Preheat an upturned cookie sheet on the middle rack of your oven set at 475 degrees.

Put a 3-quart pan filled halfway with water on a high burner to boil. Add a teaspoon of salt to the water.

Using a peeler, lay the asparagus down on cutting board and run the peeler down along the stalk, taking as little of the skin of as possible. Roll the stalk and peel the skin around the whole stalk. Do not run the peeler twice in the same spot or you will take the meat off and end up with nothing.

Fill a large bowl with water and add 4 to 6 ice cubes.

Place asparagus in the boiling water and count to 30 seconds. Do not walk away. Grab the asparagus with tongs and transfer to the ice bath.

Take the asparagus out of the water and cut each stalk in half lengthwise.

Cut the fatty portion off each slice of Serrano ham.  Wrap the non fatty portion around each half-stalk of asparagus.

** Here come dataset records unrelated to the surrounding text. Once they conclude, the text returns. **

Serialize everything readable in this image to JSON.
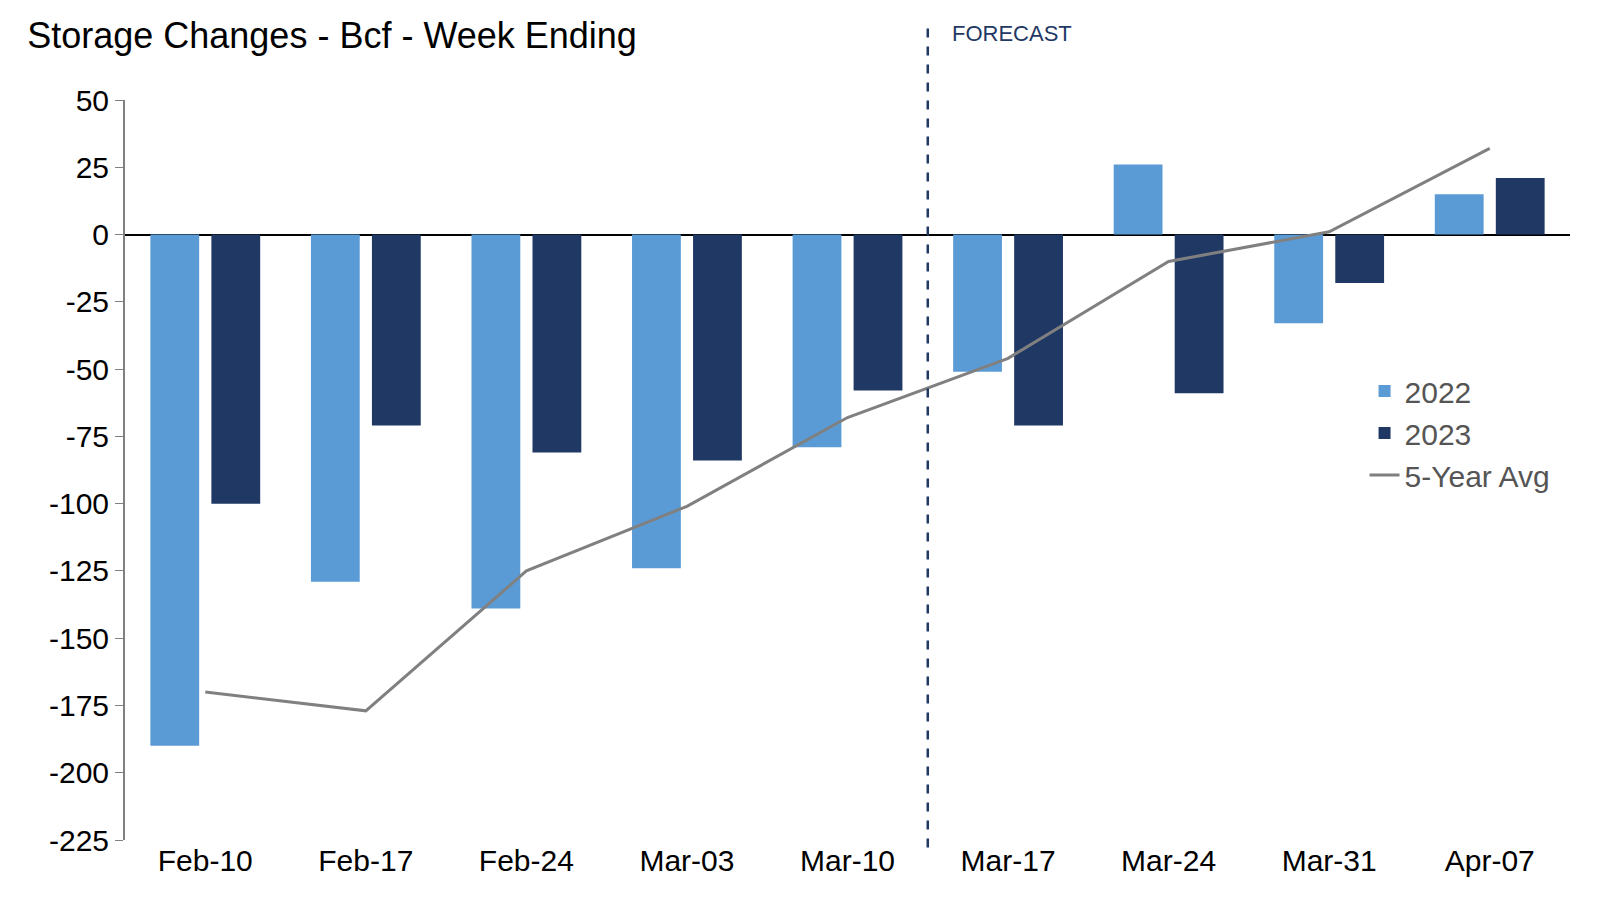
{
  "chart_data": {
    "type": "bar",
    "title": "Storage Changes - Bcf - Week Ending",
    "categories": [
      "Feb-10",
      "Feb-17",
      "Feb-24",
      "Mar-03",
      "Mar-10",
      "Mar-17",
      "Mar-24",
      "Mar-31",
      "Apr-07"
    ],
    "series": [
      {
        "name": "2022",
        "type": "bar",
        "color": "#5b9bd5",
        "values": [
          -190,
          -129,
          -139,
          -124,
          -79,
          -51,
          26,
          -33,
          15
        ]
      },
      {
        "name": "2023",
        "type": "bar",
        "color": "#203864",
        "values": [
          -100,
          -71,
          -81,
          -84,
          -58,
          -71,
          -59,
          -18,
          21
        ]
      },
      {
        "name": "5-Year Avg",
        "type": "line",
        "color": "#808080",
        "line_style": "solid",
        "values": [
          -170,
          -177,
          -125,
          -101,
          -68,
          -46,
          -10,
          1,
          32
        ]
      }
    ],
    "annotations": [
      {
        "text": "FORECAST",
        "x": "Mar-17"
      }
    ],
    "ylim": [
      -225,
      50
    ],
    "yticks": [
      -225,
      -200,
      -175,
      -150,
      -125,
      -100,
      -75,
      -50,
      -25,
      0,
      25,
      50
    ],
    "grid": false,
    "legend": "right"
  }
}
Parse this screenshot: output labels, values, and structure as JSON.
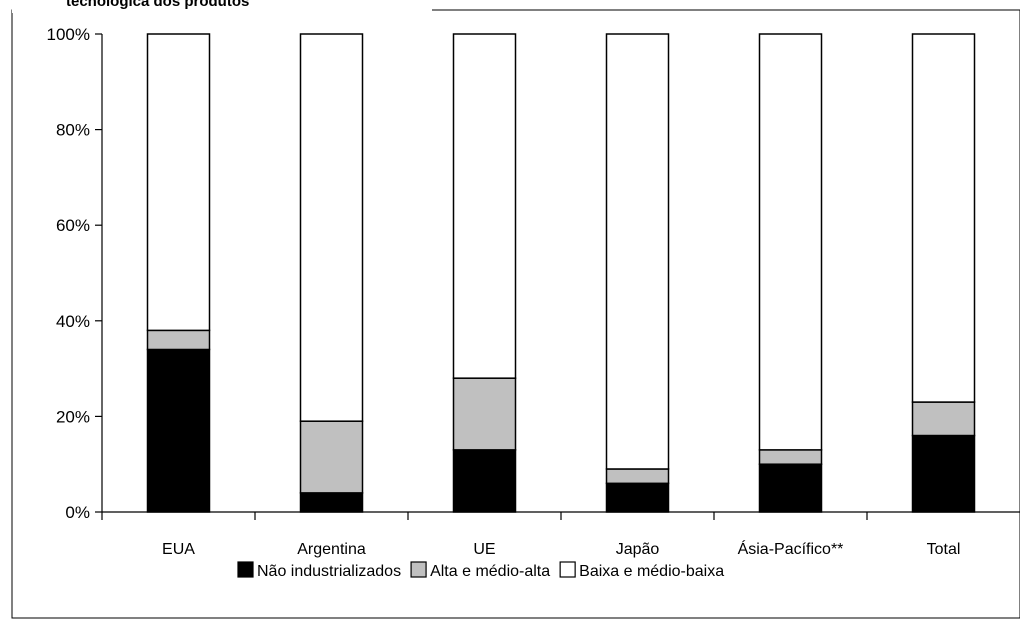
{
  "chart_data": {
    "type": "bar",
    "stacked": true,
    "percent": true,
    "title": "tecnológica dos produtos",
    "categories": [
      "EUA",
      "Argentina",
      "UE",
      "Japão",
      "Ásia-Pacífico**",
      "Total"
    ],
    "series": [
      {
        "name": "Não industrializados",
        "color": "#000000",
        "values": [
          34,
          4,
          13,
          6,
          10,
          16
        ]
      },
      {
        "name": "Alta e médio-alta",
        "color": "#c0c0c0",
        "values": [
          4,
          15,
          15,
          3,
          3,
          7
        ]
      },
      {
        "name": "Baixa e médio-baixa",
        "color": "#ffffff",
        "values": [
          62,
          81,
          72,
          91,
          87,
          77
        ]
      }
    ],
    "ylim": [
      0,
      100
    ],
    "yticks": [
      "0%",
      "20%",
      "40%",
      "60%",
      "80%",
      "100%"
    ],
    "ytick_values": [
      0,
      20,
      40,
      60,
      80,
      100
    ],
    "grid": false,
    "legend": "bottom"
  }
}
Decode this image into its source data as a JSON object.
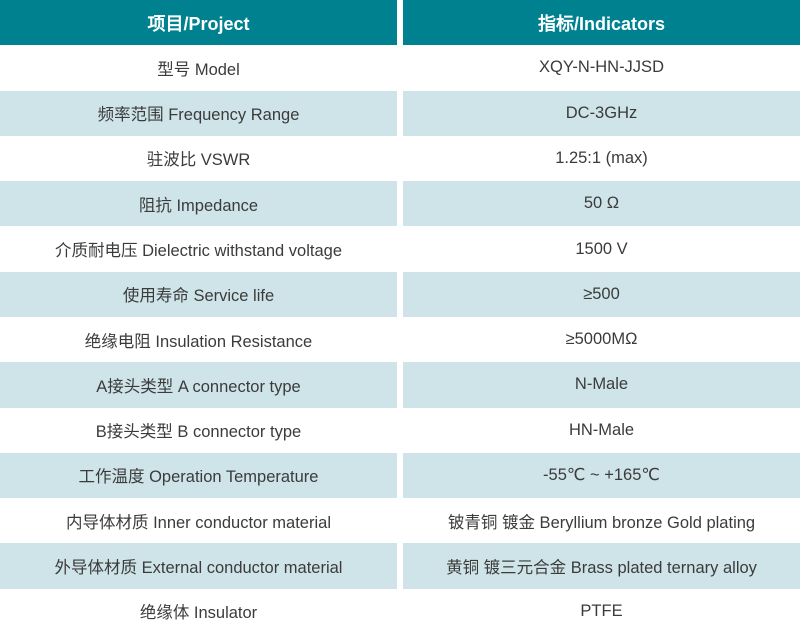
{
  "colors": {
    "header_bg": "#00818F",
    "header_text": "#FFFFFF",
    "row_bg": "#FFFFFF",
    "row_alt_bg": "#CFE4E9",
    "body_text": "#3B3B3B"
  },
  "table": {
    "columns": [
      {
        "label": "项目/Project"
      },
      {
        "label": "指标/Indicators"
      }
    ],
    "rows": [
      {
        "project": "型号 Model",
        "indicator": "XQY-N-HN-JJSD"
      },
      {
        "project": "频率范围 Frequency Range",
        "indicator": "DC-3GHz"
      },
      {
        "project": "驻波比 VSWR",
        "indicator": "1.25:1 (max)"
      },
      {
        "project": "阻抗 Impedance",
        "indicator": "50 Ω"
      },
      {
        "project": "介质耐电压 Dielectric withstand voltage",
        "indicator": "1500 V"
      },
      {
        "project": "使用寿命 Service life",
        "indicator": "≥500"
      },
      {
        "project": "绝缘电阻 Insulation Resistance",
        "indicator": "≥5000MΩ"
      },
      {
        "project": "A接头类型 A connector type",
        "indicator": "N-Male"
      },
      {
        "project": "B接头类型 B connector type",
        "indicator": "HN-Male"
      },
      {
        "project": "工作温度 Operation Temperature",
        "indicator": "-55℃ ~ +165℃"
      },
      {
        "project": "内导体材质 Inner conductor material",
        "indicator": "铍青铜 镀金 Beryllium bronze Gold plating"
      },
      {
        "project": "外导体材质 External conductor material",
        "indicator": "黄铜 镀三元合金 Brass plated ternary alloy"
      },
      {
        "project": "绝缘体 Insulator",
        "indicator": "PTFE"
      }
    ]
  }
}
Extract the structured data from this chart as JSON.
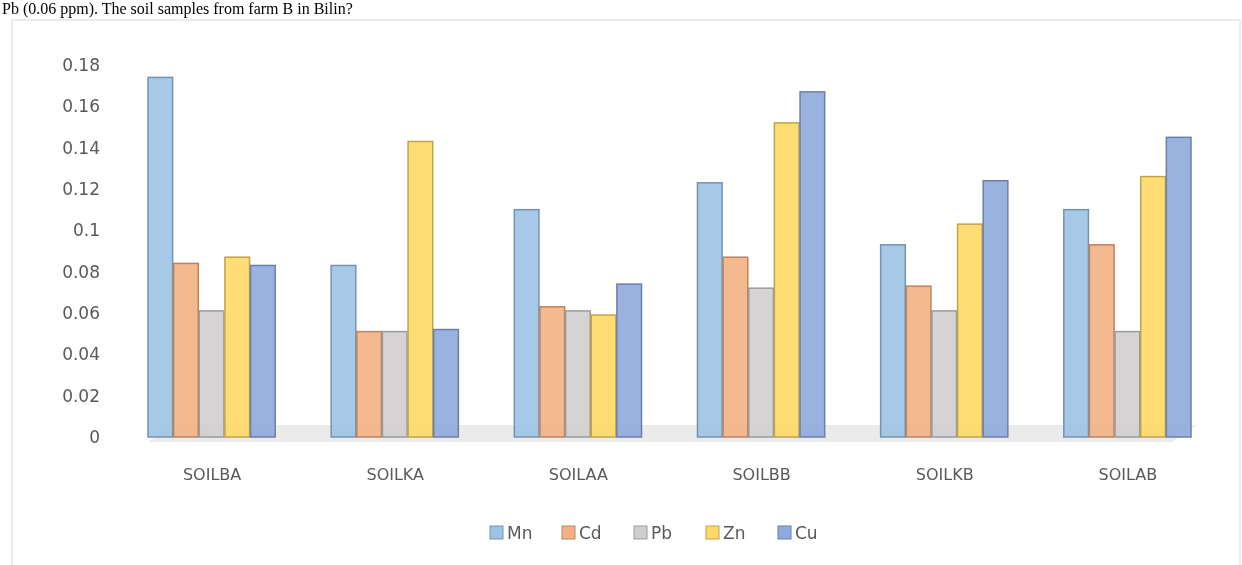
{
  "chart_data": {
    "type": "bar",
    "annotations": [
      "Pb (0.06 ppm). The soil samples from farm B in Bilin?"
    ],
    "categories": [
      "SOILBA",
      "SOILKA",
      "SOILAA",
      "SOILBB",
      "SOILKB",
      "SOILAB"
    ],
    "series": [
      {
        "name": "Mn",
        "color": "#9dc3e6",
        "values": [
          0.174,
          0.083,
          0.11,
          0.123,
          0.093,
          0.11
        ]
      },
      {
        "name": "Cd",
        "color": "#f4b183",
        "values": [
          0.084,
          0.051,
          0.063,
          0.087,
          0.073,
          0.093
        ]
      },
      {
        "name": "Pb",
        "color": "#d0cece",
        "values": [
          0.061,
          0.051,
          0.061,
          0.072,
          0.061,
          0.051
        ]
      },
      {
        "name": "Zn",
        "color": "#ffd966",
        "values": [
          0.087,
          0.143,
          0.059,
          0.152,
          0.103,
          0.126
        ]
      },
      {
        "name": "Cu",
        "color": "#8faadc",
        "values": [
          0.083,
          0.052,
          0.074,
          0.167,
          0.124,
          0.145
        ]
      }
    ],
    "ylim": [
      0,
      0.18
    ],
    "yticks": [
      0,
      0.02,
      0.04,
      0.06,
      0.08,
      0.1,
      0.12,
      0.14,
      0.16,
      0.18
    ],
    "grid": false,
    "legend": "bottom"
  }
}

Open the can of tomatoes and place in a colander to drain. Tear the best 3 tomatoes into filets. Place on a plate. (For true San Marzano tomatoes, note the D.O.P. or Denominazione D’Origine Protetta on the side of the can, the 3 seals on the left side of the can).

To Assemble the Pizza:

Form the pizza dough according to the easy pizza dough recipe. Place the dough on a piece of parchment paper.

1. 2. 3. 4.

1. Pour the extra virgin olive oil onto the dough.

2., 3. Scatter the Manchego on the dough, followed by the fatty ham and the tomato filets.

4. Place the fresh mozzarella balls on top.

Place the pizza with the parchment on the preheated cookie sheet and close the oven. This pizza should cook in 10 to 12 minutes. Check for even cooking after 5 minutes and turn accordingly. The final pizza should be golden brown and more brown on the bottom.

Pull from oven and place aspargus on the pizza in spokes. You may have to trim the asparagus. Place one half mozarrella ball in the middle of the spoke. Serve immediately. Don’t cut this baby until you get a ‘wow factor’ response from your family or hungry guests.